I headed for St. Benedict’s Monastery, our foundation in Snowmass, Colorado, with no intention of teaching Centering Prayer. But in May 1982, I was asked by the assistant pastor in Aspen to offer a presentation on prayer once a week for four consecutive weeks. A small mention of the event was put in the parish bulletin and, to our surprise, about eighty people showed up. After that, I gave several retreats in Trappist and Benedictine monasteries, in which I gradually developed the material for the Spiritual Journey video tape series, which was filmed in the late fall of 1986.

In the summer of 1982 I paid a visit to the Lama Foundation in New Mexico, an ecumenical community of spiritual seekers. Ram Dass happened to be there giving a workshop at the time, and I spoke to the group at his invitation. At least half of the attendees were Catholics and a significant percentage were Jews; the rest were a sprinkling of other aligned and nonaligned persons. I was struck by these numbers and wondered, Where are these Catholics coming from? Many of them were disaffected from the religion of their youth because of the legalistic and over-moralistic teaching that many had received in their local parishes and Catholic schools; they now felt spiritually enriched by their experiences in Buddhism and Hinduism.

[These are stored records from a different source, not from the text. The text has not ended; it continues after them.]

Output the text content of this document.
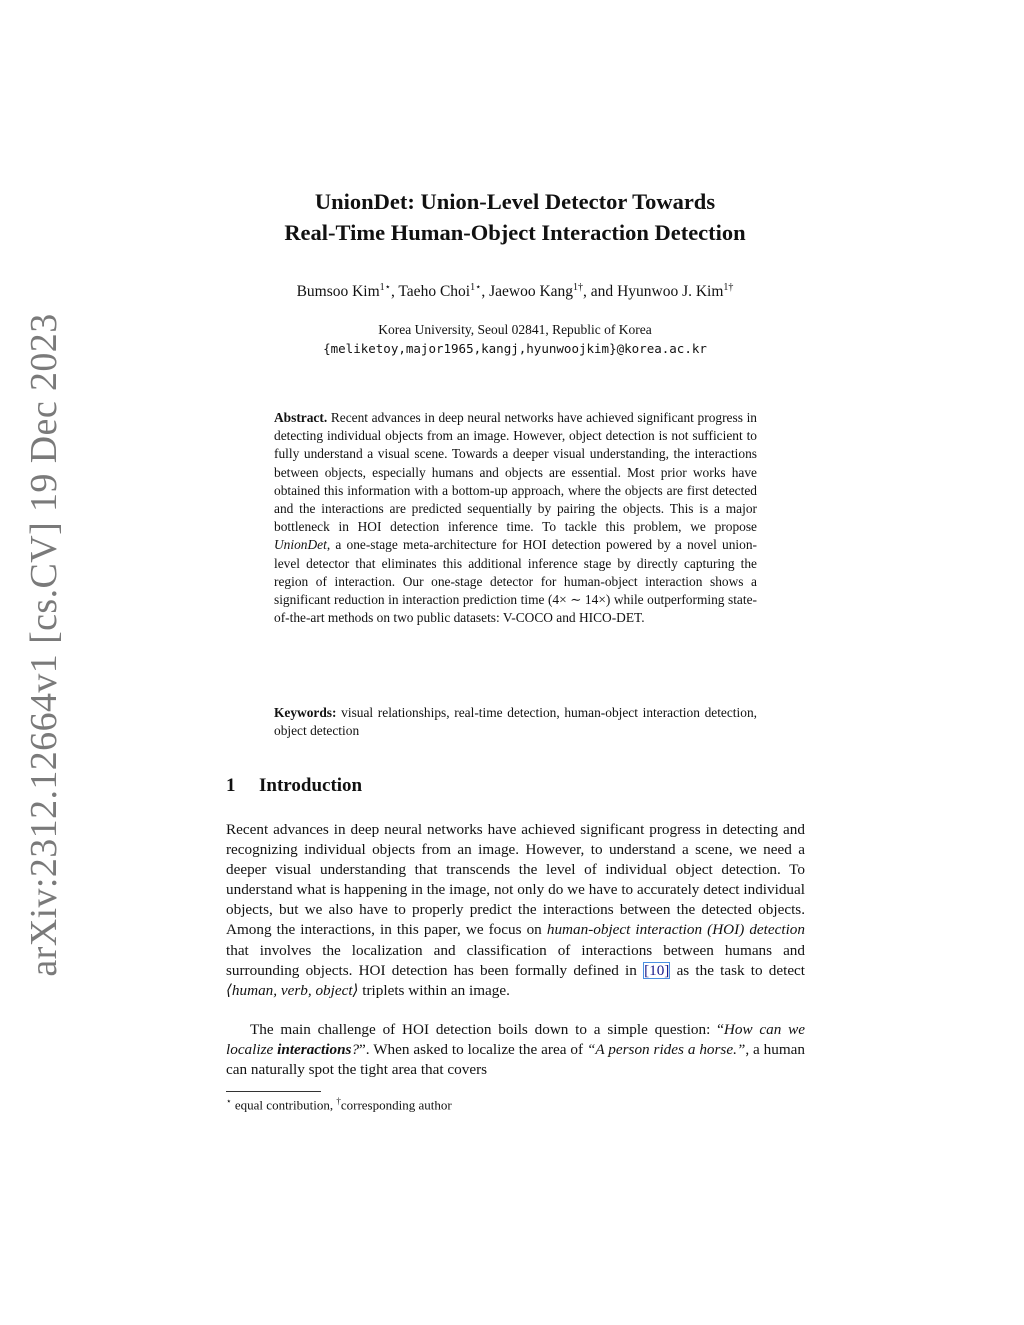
arXiv:2312.12664v1 [cs.CV] 19 Dec 2023
UnionDet: Union-Level Detector Towards
Real-Time Human-Object Interaction Detection
Bumsoo Kim$^{1⋆}$, Taeho Choi$^{1⋆}$, Jaewoo Kang$^{1\dagger}$, and Hyunwoo J. Kim$^{1\dagger}$
Korea University, Seoul 02841, Republic of Korea
{meliketoy,major1965,kangj,hyunwoojkim}@korea.ac.kr
Abstract. Recent advances in deep neural networks have achieved significant progress in detecting individual objects from an image. However, object detection is not sufficient to fully understand a visual scene. Towards a deeper visual understanding, the interactions between objects, especially humans and objects are essential. Most prior works have obtained this information with a bottom-up approach, where the objects are first detected and the interactions are predicted sequentially by pairing the objects. This is a major bottleneck in HOI detection inference time. To tackle this problem, we propose UnionDet, a one-stage meta-architecture for HOI detection powered by a novel union-level detector that eliminates this additional inference stage by directly capturing the region of interaction. Our one-stage detector for human-object interaction shows a significant reduction in interaction prediction time (4× ∼ 14×) while outperforming state-of-the-art methods on two public datasets: V-COCO and HICO-DET.
Keywords: visual relationships, real-time detection, human-object interaction detection, object detection
1 Introduction
Recent advances in deep neural networks have achieved significant progress in detecting and recognizing individual objects from an image. However, to understand a scene, we need a deeper visual understanding that transcends the level of individual object detection. To understand what is happening in the image, not only do we have to accurately detect individual objects, but we also have to properly predict the interactions between the detected objects. Among the interactions, in this paper, we focus on human-object interaction (HOI) detection that involves the localization and classification of interactions between humans and surrounding objects. HOI detection has been formally defined in [10] as the task to detect ⟨human, verb, object⟩ triplets within an image.
The main challenge of HOI detection boils down to a simple question: “How can we localize interactions?”. When asked to localize the area of “A person rides a horse.”, a human can naturally spot the tight area that covers
⋆ equal contribution, †corresponding author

At Lama they were pleased with my respect for Eastern religions, as most of them had not previously met a priest who was sympathetic with their experience. Catholics also found me sympathetic to the problems they had encountered with their early upbringing. During the first couple of years in my new home in Colorado, I visited several Eastern communities, where I continued to find the same percentages of Catholics. The bitterness and indignation of these former Catholics was often directed at me as a priest, so much so that I felt a little like a garbage man on a collecting expedition. At the time, clearly, the Church was not projecting an image of spirituality, at least not in a way that ordinary persons could perceive it.

Lama invited me to offer a program at its Intensive Studies Center in August 1983, and I accepted. For some time I had wanted to put together a Christian contemplative retreat that would be comparable to a Zen sesshin, with a significant amount of time spent in silent meditation, an experiment that had not been done before in the Christian tradition as far as I was aware. It is true that three or four hours of meditation are prescribed in the Spiritual Exercises of St. Ignatius on an enclosed thirty-day retreat, but it is highly programmed with regard to the subjects on which one is to reflect and the visualizations one is to use.